Disons-le d’une façon plus frappante : si nous désertons la construction d’une espérance par et dans la mondialisation pourquoi nous étonner que la barbarie terroriste ne vienne comme un gaz délétère, remplir le vide que nous aurions ainsi, inconsciemment peut être, laissé s’ouvrir. La question de l’espérance nous ne pouvons pas l’abandonner, quelque prétentieuse ou irréaliste qu’elle puisse apparaître. Beaucoup le peuvent, mais pas nous, héritiers des lumières et de la tradition judéo-chrétienne. Nous nous devons de retrouver le sens de ce que nous avons très largement « décidé » d’engager.

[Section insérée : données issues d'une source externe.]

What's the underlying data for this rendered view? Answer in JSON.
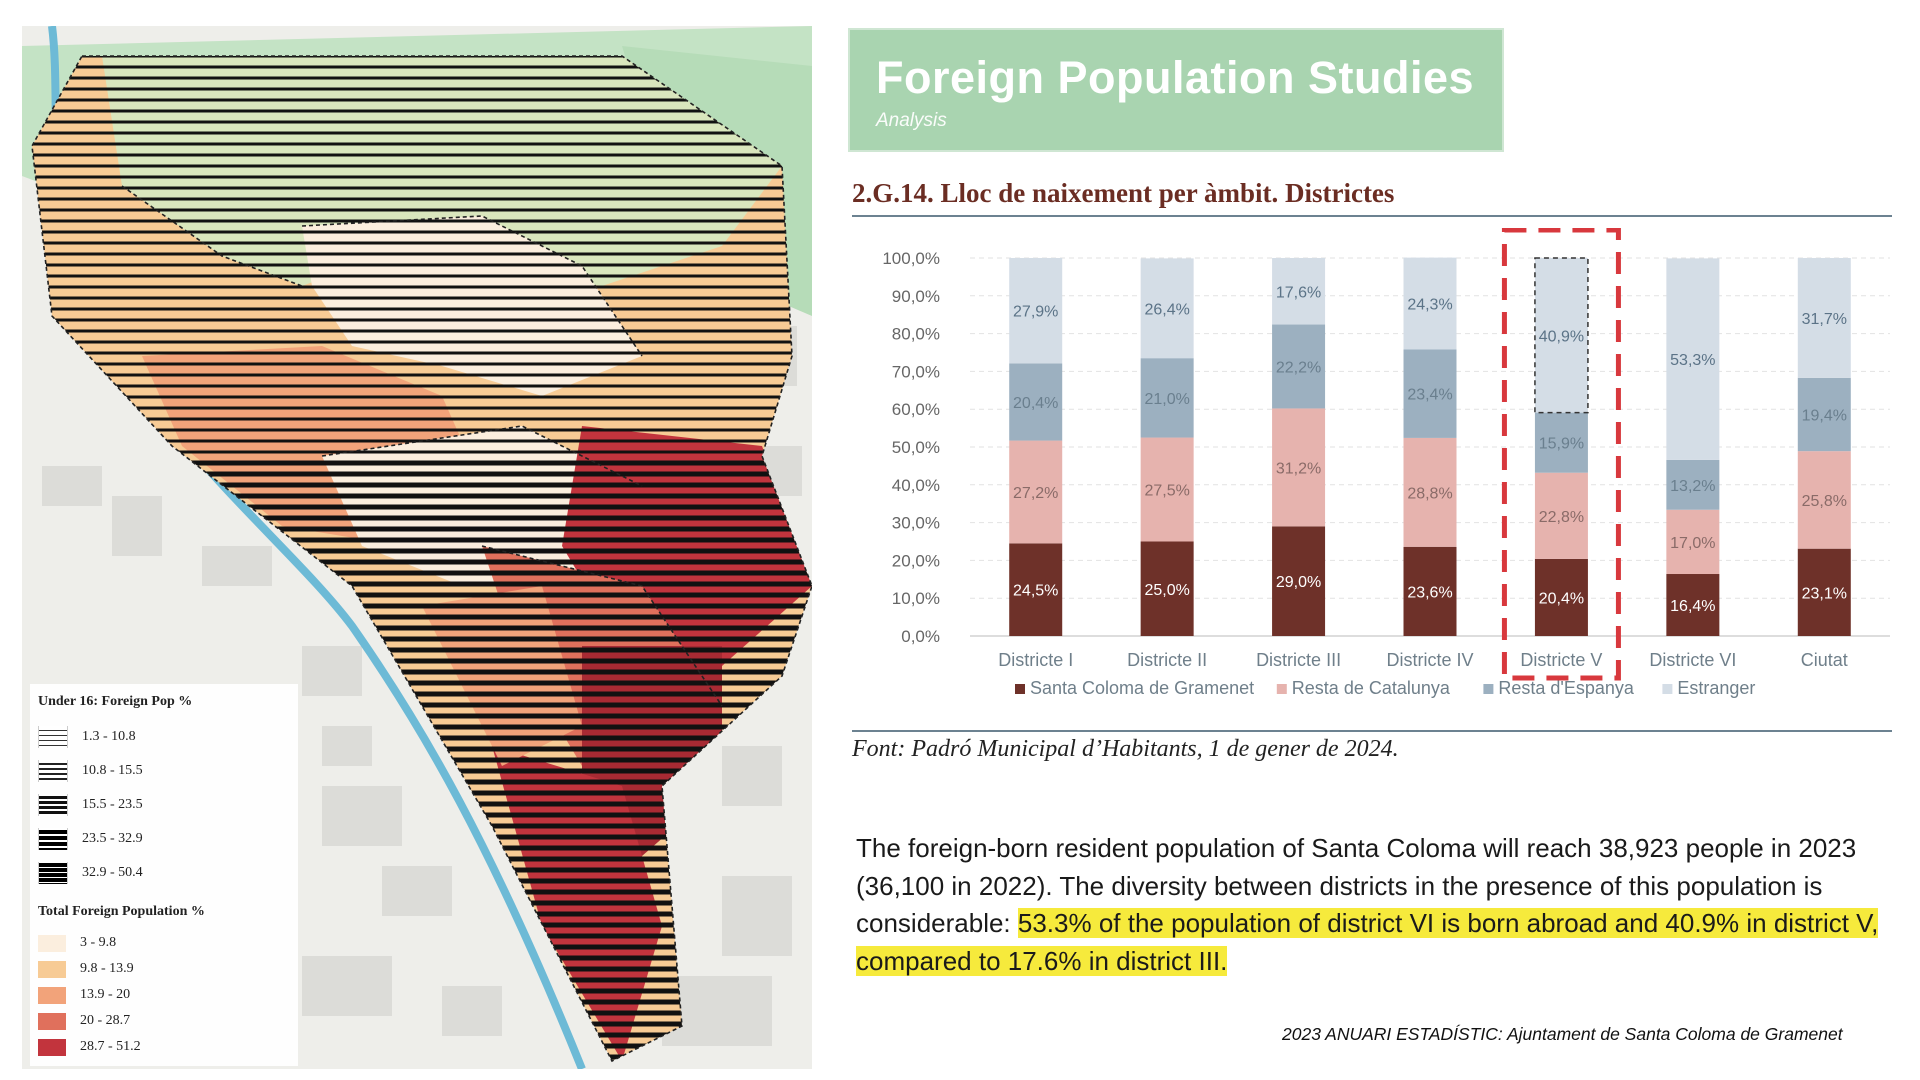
{
  "header": {
    "title": "Foreign Population Studies",
    "subtitle": "Analysis"
  },
  "map": {
    "legend_hatch": {
      "title": "Under 16: Foreign Pop %",
      "items": [
        "1.3 - 10.8",
        "10.8 - 15.5",
        "15.5 - 23.5",
        "23.5 - 32.9",
        "32.9 - 50.4"
      ]
    },
    "legend_total": {
      "title": "Total Foreign Population %",
      "items": [
        "3 - 9.8",
        "9.8 - 13.9",
        "13.9 - 20",
        "20 - 28.7",
        "28.7 - 51.2"
      ],
      "colors": [
        "#fbeede",
        "#f7cb95",
        "#f2a37a",
        "#e0705c",
        "#c2343d"
      ]
    }
  },
  "chart_data": {
    "type": "bar",
    "stacked": true,
    "title": "2.G.14. Lloc de naixement per àmbit. Districtes",
    "categories": [
      "Districte I",
      "Districte II",
      "Districte III",
      "Districte IV",
      "Districte V",
      "Districte VI",
      "Ciutat"
    ],
    "series": [
      {
        "name": "Santa Coloma de Gramenet",
        "color": "#6e3129",
        "values": [
          24.5,
          25.0,
          29.0,
          23.6,
          20.4,
          16.4,
          23.1
        ],
        "labels": [
          "24,5%",
          "25,0%",
          "29,0%",
          "23,6%",
          "20,4%",
          "16,4%",
          "23,1%"
        ]
      },
      {
        "name": "Resta de Catalunya",
        "color": "#e6b3ae",
        "values": [
          27.2,
          27.5,
          31.2,
          28.8,
          22.8,
          17.0,
          25.8
        ],
        "labels": [
          "27,2%",
          "27,5%",
          "31,2%",
          "28,8%",
          "22,8%",
          "17,0%",
          "25,8%"
        ]
      },
      {
        "name": "Resta d'Espanya",
        "color": "#9cb0c0",
        "values": [
          20.4,
          21.0,
          22.2,
          23.4,
          15.9,
          13.2,
          19.4
        ],
        "labels": [
          "20,4%",
          "21,0%",
          "22,2%",
          "23,4%",
          "15,9%",
          "13,2%",
          "19,4%"
        ]
      },
      {
        "name": "Estranger",
        "color": "#d4dde6",
        "values": [
          27.9,
          26.4,
          17.6,
          24.3,
          40.9,
          53.3,
          31.7
        ],
        "labels": [
          "27,9%",
          "26,4%",
          "17,6%",
          "24,3%",
          "40,9%",
          "53,3%",
          "31,7%"
        ]
      }
    ],
    "y_ticks": [
      "0,0%",
      "10,0%",
      "20,0%",
      "30,0%",
      "40,0%",
      "50,0%",
      "60,0%",
      "70,0%",
      "80,0%",
      "90,0%",
      "100,0%"
    ],
    "ylim": [
      0,
      100
    ],
    "grid": true,
    "legend_position": "bottom",
    "highlighted_category": "Districte V",
    "highlight_color": "#d8383d"
  },
  "source": "Font: Padró Municipal d’Habitants, 1 de gener de 2024.",
  "body": {
    "text_plain": "The foreign-born resident population of Santa Coloma will reach 38,923 people in 2023 (36,100 in 2022). The diversity between districts in the presence of this population is considerable:",
    "text_highlight": "53.3% of the population of district VI is born abroad and 40.9% in district V, compared to 17.6% in district III."
  },
  "credit": "2023 ANUARI ESTADÍSTIC: Ajuntament de Santa Coloma de Gramenet"
}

Bien plus, nous en sommes convaincus, c’est en nous attelant à cette tâche que nous pouvons espérer retrouver les clés de notre avenir. Les barbares qui occupent nos médias et qui sèment la mort pour répandre la désunion et le désespoir ne se trompent pas d’ennemis : c’est bien la construction d’un espoir pluraliste dans la mondialisation qu’ils essayent d’enrayer.